O chefe da diplomacia francesa falou durante uma conferência de imprensa, realizada após uma reunião de crise no Quai d'Orsay, onde referiu que “a manutenção indefinida das operações militares sem um objectivo claro aumenta o risco de escalada", instando o Irão a comprometer-se “com mudanças significativas" para permitir uma desescalada na região.
Jean-Noël Barrot reconheceu que, no Líbano, o Hezbollah cometeu um “grave erro” ao envolver-se num conflito em que as autoridades, bem como o povo libanês, se recusam a participar, e apelou ao Hezbollah para que “ponha um fim imediato a estas operações”.
“A população pagou o preço esta manhã, com dezenas de mortos e dezenas de milhares de deslocados.”
O responsável pela diplomacia francesa defendeu que “a segurança e a estabilidade no Médio Oriente não podem ser construídas à margem dos princípios da justiça e do Estado de direito", sublinhando que "a França e a Europa estão preparadas para desempenhar um papel de liderança na concretização deste objectivo".

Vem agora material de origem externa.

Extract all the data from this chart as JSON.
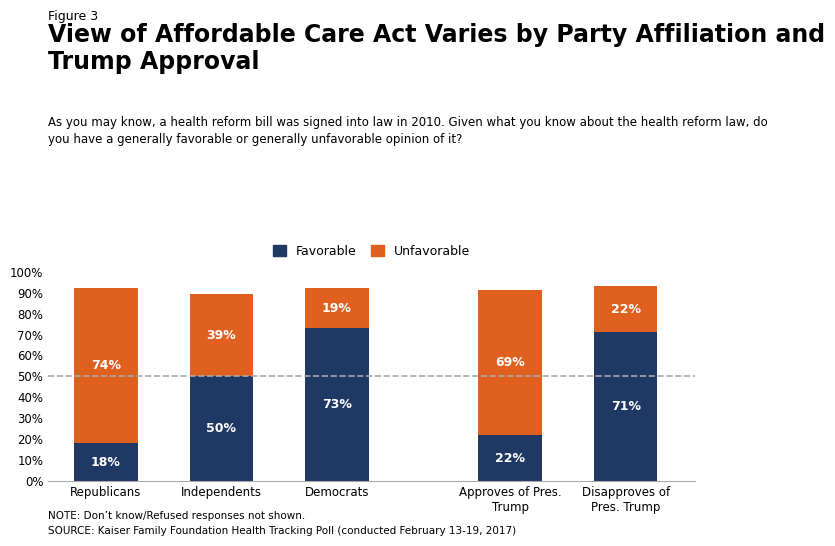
{
  "figure_label": "Figure 3",
  "title": "View of Affordable Care Act Varies by Party Affiliation and\nTrump Approval",
  "subtitle": "As you may know, a health reform bill was signed into law in 2010. Given what you know about the health reform law, do\nyou have a generally favorable or generally unfavorable opinion of it?",
  "note": "NOTE: Don’t know/Refused responses not shown.",
  "source": "SOURCE: Kaiser Family Foundation Health Tracking Poll (conducted February 13-19, 2017)",
  "categories": [
    "Republicans",
    "Independents",
    "Democrats",
    "Approves of Pres.\nTrump",
    "Disapproves of\nPres. Trump"
  ],
  "favorable": [
    18,
    50,
    73,
    22,
    71
  ],
  "unfavorable": [
    74,
    39,
    19,
    69,
    22
  ],
  "favorable_color": "#1f3864",
  "unfavorable_color": "#e06020",
  "bar_width": 0.55,
  "ylim": [
    0,
    100
  ],
  "yticks": [
    0,
    10,
    20,
    30,
    40,
    50,
    60,
    70,
    80,
    90,
    100
  ],
  "ytick_labels": [
    "0%",
    "10%",
    "20%",
    "30%",
    "40%",
    "50%",
    "60%",
    "70%",
    "80%",
    "90%",
    "100%"
  ],
  "legend_labels": [
    "Favorable",
    "Unfavorable"
  ],
  "dashed_line_y": 50,
  "background_color": "#ffffff",
  "title_fontsize": 17,
  "figure_label_fontsize": 9,
  "subtitle_fontsize": 8.5,
  "note_fontsize": 7.5,
  "bar_label_fontsize": 9,
  "axis_label_fontsize": 8.5
}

Jean-Noël Barrot considerou ainda “lamentável” que a escalada tenha resultado de uma ofensiva lançada à porta do Conselho de Segurança da ONU. “A intervenção unilateral decidida por Israel e pelos Estados Unidos deveria ter sido discutida nos fóruns apropriados”, acrescentou, salientando também a “enorme responsabilidade do Irão pela sua recusa em negociar”.
O ministro garantiu que está a “acompanhar de perto” a situação dos cidadãos franceses no Médio Oriente. “Estamos a trabalhar para facilitar o regresso dos nossos cidadãos a França assim que a situação o permita”, declarou.
Os esforços concentram-se sobretudo em Israel, onde já existia um sistema de repatriamento durante a guerra de 12 dias no Irão, no ano passado, e nos Emirados Árabes Unidos, onde muitos cidadãos franceses aguardam voos de ligação. Jean-Noël Barrot reforçou que, até agora, a França não sofreu baixas nos confrontos em curso na região.